Wie? Alles zu Bauland erklären - und zwar schon morgen!“

Fünf schwarze Tafeln mit weißer Schrift und den Zitaten von Politikern und Bankern aus ganz unterschiedlichen Phasen des Baubooms tauchen im Film auf. Sie sind keineswegs als Überschriften zu ver­stehen, sondern entfalten ihre Wirkung zusammen mit den Bildern und Geschichten des Films. Vielmehr als der Versuch einer Erklärung loten sie Stimmungslagen aus, zeigen politisches Kalkül und die billigen Ausflüchte einer poli­tischen und wirtschaftlichen Elite. Die Verführer finden so zu ihren Opfern, wie der zitierte Banker zu jener An­gestellten aus dem besetzten Haus, die ihre Raten für die 200.000 Euro teure Eigentumswohnung nicht mehr be­­dienen konnte. Sie schloss sich der politischen Bewegung 15M, der spanischen Variante der Occupy-Bewegung an, die in Sevilla einen leeren Neubau in Besitz hält und 26 obdachlose Familien dort unterbrachte. Erst auf den zweiten Blick macht man sich vielleicht Gedanken darüber, welche Versprechungen und Überlegungen vorausgegangen sein mögen, dass die Angestellte eines Pflegeheims sich ein solches Objekt glaubte leisten zu können.
Alles ist komplex und vielschichtig, nichts einfach erklärbar, sondern wirkt lediglich zusammen. Es entsteht ein unscharfes Bild und doch ist es genau dies, welches der Realität meiner Auffassung nach am nächsten kommt. Hans Peter Dürr, der Quantenphysiker, setzt sich in seinem Buch „Das Lebende lebendiger werden lassen“ mit dem Unterschied der naturwissenschaftlichen und der poetischen Betrachtungsweise auseinander. Dort heißt es:

“Wir verlangen bei unserer Wahrheitsfindung, dass sie zu eindeutigen Feststellungen führt. Wir übersehen dabei, dass aufgrund der komplexen Struktur unserer Wirklichkeit Eindeutigkeit, Exaktheit, Schärfe eigentlich nur mit Isolation des herausgegriffenen Sachverhalts erreicht werden kann. Isolation bedeutet notwendig eine Lostrennung vom kausalen Umfeld, eine Durchschneidung von Beziehungen zur Umgebung.“

Und weiter:

„Relevanz, Bedeutsamkeit eines Sachverhaltes wird nur sichtbar, wenn ich meinen Blick nicht auf ein Detail konzentriere oder ein Detail herausgreife, sondern vielmehr das ganze Bedeutungs- oder Assoziations­feld des Sachverhaltes mit in meine Betrachtung ein­beziehe. Dies entspricht aber mehr einer poetischen Betrachtung. Mit der Preisgabe der Schärfe, der geringeren Beachtung des isolierten Details kommt in gleichem Maße die Gestalt, die Beziehungsstruktur besser zum Ausdruck. Hier liegt die Betonung nicht mehr auf einer Beschreibung der einzelnen Objekte, sondern auf deren Einbettung in einen größeren Zusammenhang, gewissermaßen auf die Landschaft oder Topologie, in der sie vorkommt“.

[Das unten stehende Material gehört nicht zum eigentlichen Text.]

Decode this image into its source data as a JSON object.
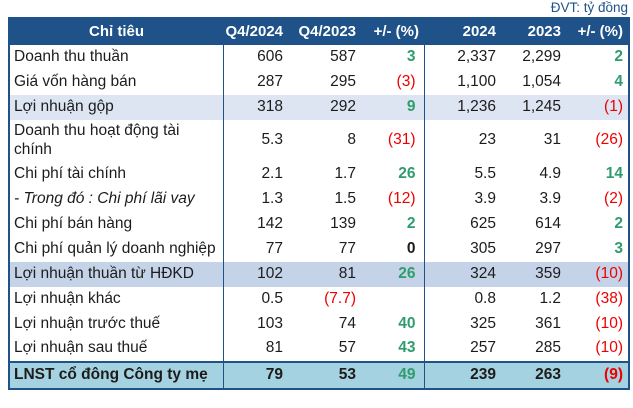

Ich erkenne in diesen Sätzen viele Grundpfeiler meines dokumenta­rischen Arbeitens wieder. Dokumentarfilm als Träger von linear visualisierten Informationen in didaktischer Gestalt bedeutet für mich in Dürrs Sinne das Einbüßen des Erzählens und die Verweigerung, die Wirklichkeit als ein kompliziertes System von unendlich vielen Objekten, die miteinander in Beziehung stehen, zu begreifen. Wenn Poesie also heißt, Bilder und Klänge rhythmisch zu etwas Ganzem, Beziehungs­reichem und Unscharfem zusammenzufügen, dann kann man diesen Film als Gedicht lesen.